Thursday 16 February 2012

Passing the Buck


I love to play poker!  Can you imagine my excitement when I learned that the phrase “passing the buck” started as a poker term?  In current poker practices there is a “dealer button” which is put in front of the person who chooses the game and deals the cards.  In frontier days, they often used a buckhorn handled knife (or “buck”) to indicate the dealer.  If you “passed the buck” you were absolving yourself of the responsibility for making the decision about what game would be played and were letting someone else do the shuffling and dealing.

Harry S. Trueman had the famous sign on his desk; “the buck stops here.”  This meant that when a situation came his way, he would take the responsibility to make a decision and “deal” with the issue.

Here’s Todd’s challenge of the day:  write down the names of everyone in the store.  When a customer wants to return something outside (or in a grey-area) of your return policy, where does the buck stop?  When a good client asks for a discount, where does the buck stop?  When a client asks a technical question about a gemstone or jewellery, where does the buck stop?  How much “passing the buck” happens in your store?

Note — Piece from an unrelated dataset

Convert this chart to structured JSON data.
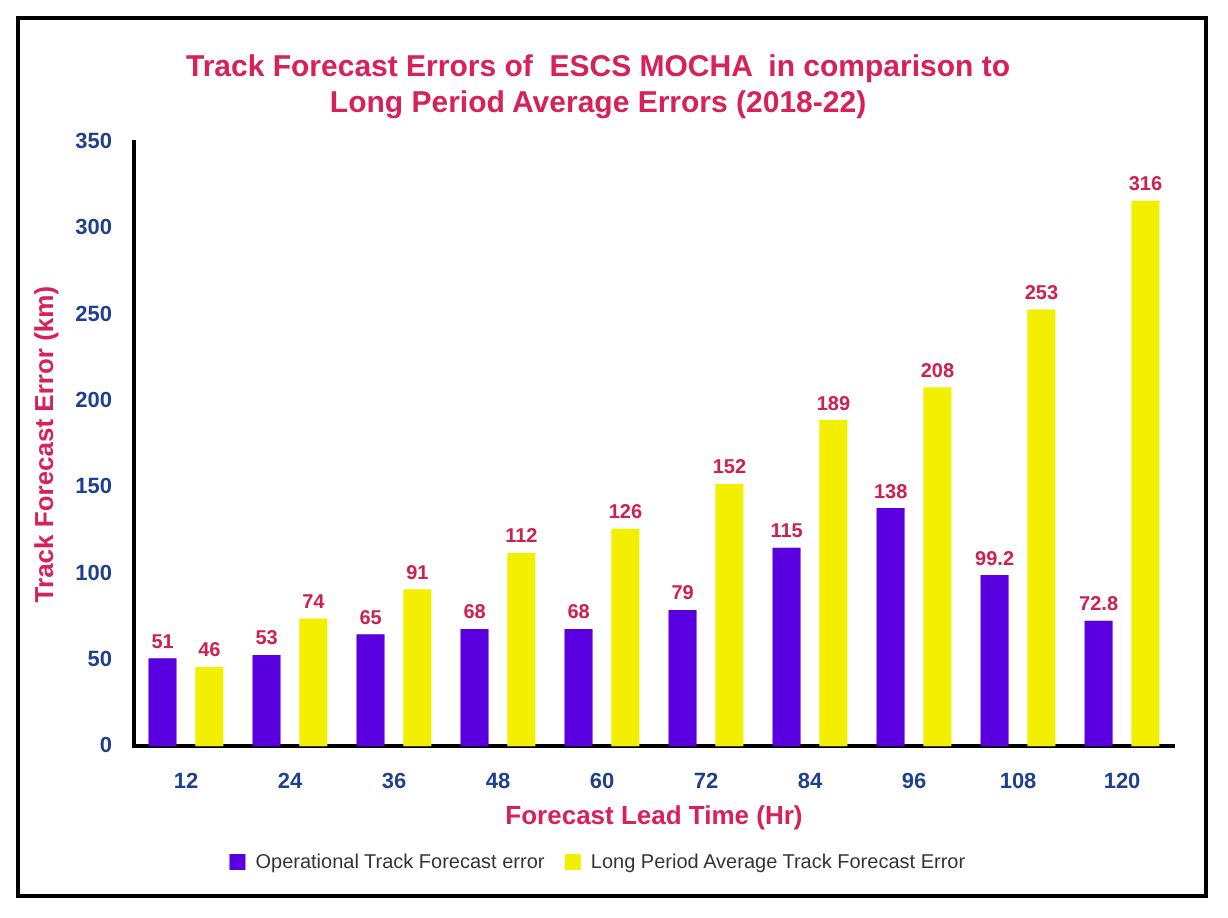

If the buck sometimes stops with someone other than the owner, then congratulations, you have achieved LEVERAGE.  If the buck always gets passed to the owner, then you as a owner are a PRACTITIONER.  If you have leverage, you can go on vacation.  If you’re a practitioner, you lose business when you leave the store. 

Leverage can be gained through key-persons, through well-defined policies and procedures and through affiliation.  Train and authorize staff to take ownership of problems that come along.  Let them make mistakes, correct and redirect.  If your policies and practices are well-defined and articulated to staff, then they’ll know what to do under more circumstances.  Belonging to a buying-group, the CJA, service groups, BBB and/or Chamber of Commerce gives you a platform for developing your practices and policies.

Staffers: if you feel that you are ill equipped to handle certain circumstances, open a dialog with your owner or manager.  Nobody enjoys saying to a client, “gee, I don’t know, I’ll go get Janet, maybe she’ll know.”  That’s passing the buck!  If you are doing this business as more than just a job, you want to be seen as competent in the eyes of your clients.